As China enters the WTO, it will cut tariffs, abolish quotas and remove other barriers across the full range of industrial goods, agricultural commodities and services industries. Together with these concessions will be rights to advertise, distribute and market American exports directly to Chinese customers as well as strong means of fighting Chinese dumping into the U.S. market and import surges.

For Maryland, these benefits are substantial. They will include new export opportunities as China sharply cuts tariffs and other barriers on such leading Maryland products as chemicals and medical equipment. And they will include new means for Maryland's crab industry and other import-sensitive industries to address dumping and import surges.

By contrast, we make no changes whatsoever in our own market access policies. We change none of our trade laws and none of our laws controlling the export of sensitive technology. We agree only to maintain the market access policies we already apply to China, and have for more than 20 years, by making China's current NTR status permanent.

That is the only policy issue before Congress. China will enter the WTO, regardless of the congressional debate. It will continue to sell in the U.S. market, regardless of the congressional debate. The only economic question now is whether we will get the benefits of the agreement we negotiated or simply let our trade competitors take advantage of them at our expense.

That is because if Congress were to reject PNTR, we would lose the vast majority of our negotiating gains. All WTO members must grant one another permanent normal trade relations to enjoy the benefits available in one another's markets. If Congress turns down PNTR, we would have no legal right to these benefits in China. Thus, our competitors -- European high-tech firms, Japanese seafood conglomerates -- would profit at the expense of Maryland's farmers, businesses and workers.

For reform in China, rejecting PNTR would be a severe setback.

Some of the leading advocates of democracy and human rights in Hong Kong and China -- Bao Tong, jailed for seven years after Tiananmen Square; Martin Lee, the leader of Hong Kong's Democratic Party; and many others -- see this agreement as China's most important step toward reform in 20 years. These are people who have devoted their lives to the cause of reform, and their opinion has earned our respect.

For our national security interests, turning down PNTR would be reckless.
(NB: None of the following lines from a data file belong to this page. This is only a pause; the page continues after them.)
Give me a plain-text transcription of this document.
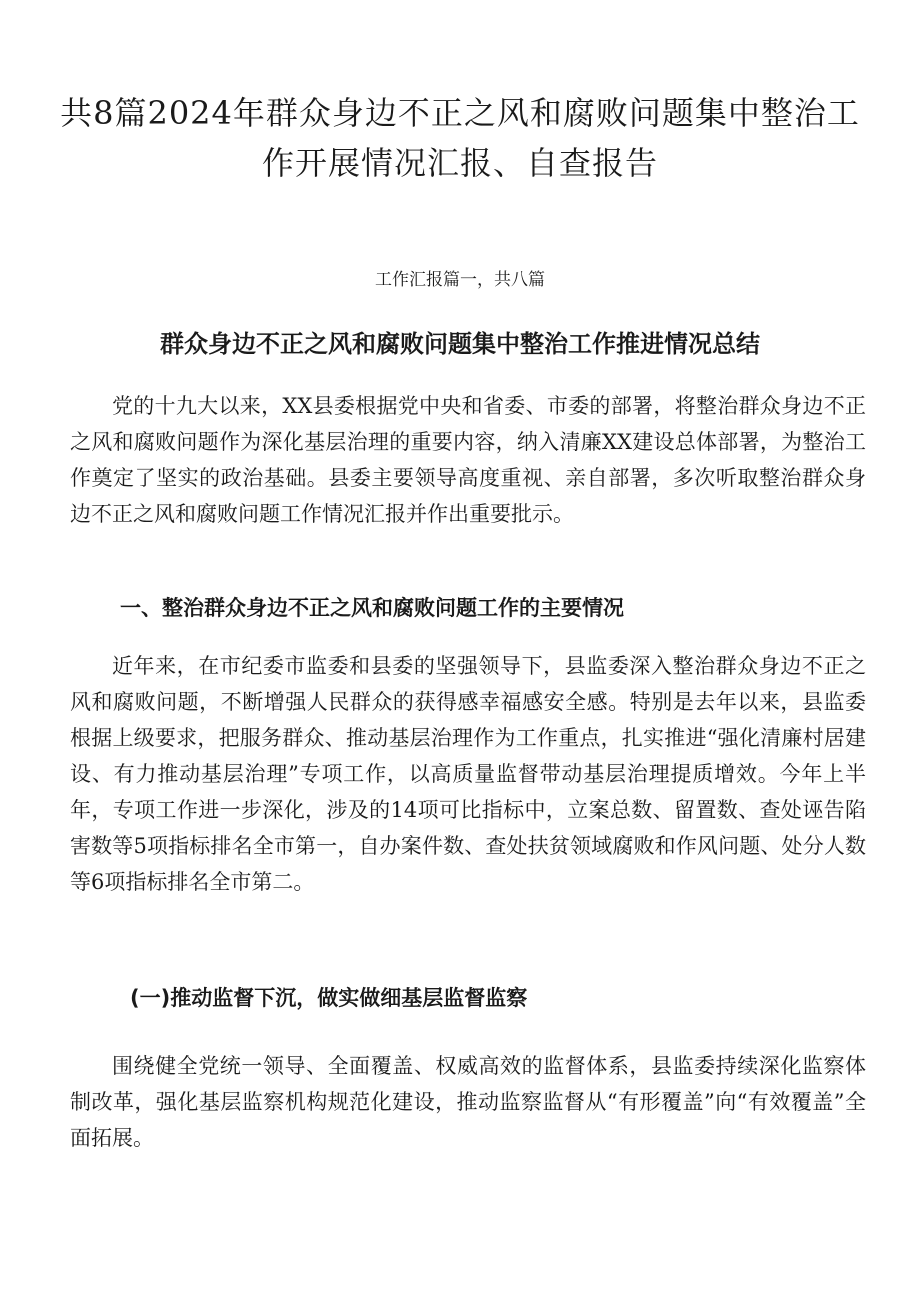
共8篇2024年群众身边不正之风和腐败问题集中整治工作开展情况汇报、自查报告
工作汇报篇一，共八篇
群众身边不正之风和腐败问题集中整治工作推进情况总结

党的十九大以来，XX县委根据党中央和省委、市委的部署，将整治群众身边不正之风和腐败问题作为深化基层治理的重要内容，纳入清廉XX建设总体部署，为整治工作奠定了坚实的政治基础。县委主要领导高度重视、亲自部署，多次听取整治群众身边不正之风和腐败问题工作情况汇报并作出重要批示。

一、整治群众身边不正之风和腐败问题工作的主要情况

近年来，在市纪委市监委和县委的坚强领导下，县监委深入整治群众身边不正之风和腐败问题，不断增强人民群众的获得感幸福感安全感。特别是去年以来，县监委根据上级要求，把服务群众、推动基层治理作为工作重点，扎实推进“强化清廉村居建设、有力推动基层治理”专项工作，以高质量监督带动基层治理提质增效。今年上半年，专项工作进一步深化，涉及的14项可比指标中，立案总数、留置数、查处诬告陷害数等5项指标排名全市第一，自办案件数、查处扶贫领域腐败和作风问题、处分人数等6项指标排名全市第二。

(一)推动监督下沉，做实做细基层监督监察

围绕健全党统一领导、全面覆盖、权威高效的监督体系，县监委持续深化监察体制改革，强化基层监察机构规范化建设，推动监察监督从“有形覆盖”向“有效覆盖”全面拓展。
China over the past decade was the world's fastest-growing major economy. A stable, mutually beneficial relationship with China is thus fundamentally important to our national security.

We have serious disagreements with China, and in them we must firmly assert our interests and values. We have done so at the U.N. Human Rights Commission, by sanctioning China under the Religious Freedom Act and with respect to Taiwan. But we have an equally great responsibility to find and act upon areas of shared interest.

That is what we have done in the WTO accession. Moreover, we have done it through concessions that are not only comprehensive but one-way. If we turn down a set of one-way concessions made by China, we will make a very dark statement about our ability to develop a stable and mutually beneficial relationship with the world's largest country.

But if we have the wisdom and confidence to make the right choice, we open up a remarkable set of opportunities: To reform a deeply imbalanced trade relationship, support economic reform and the rule of law in China and build a foundation for the larger ties which are so important, not only to the United States and China, but to the world.

Altogether, permanent NTR is the right thing to do -- for the workers, businesses and farmers of Maryland, for reform in China and for the vital interest every American has in building a stable peace in the years to come. The choice is up to Congress.

Charlene Barshefsky is the U.S. trade representative.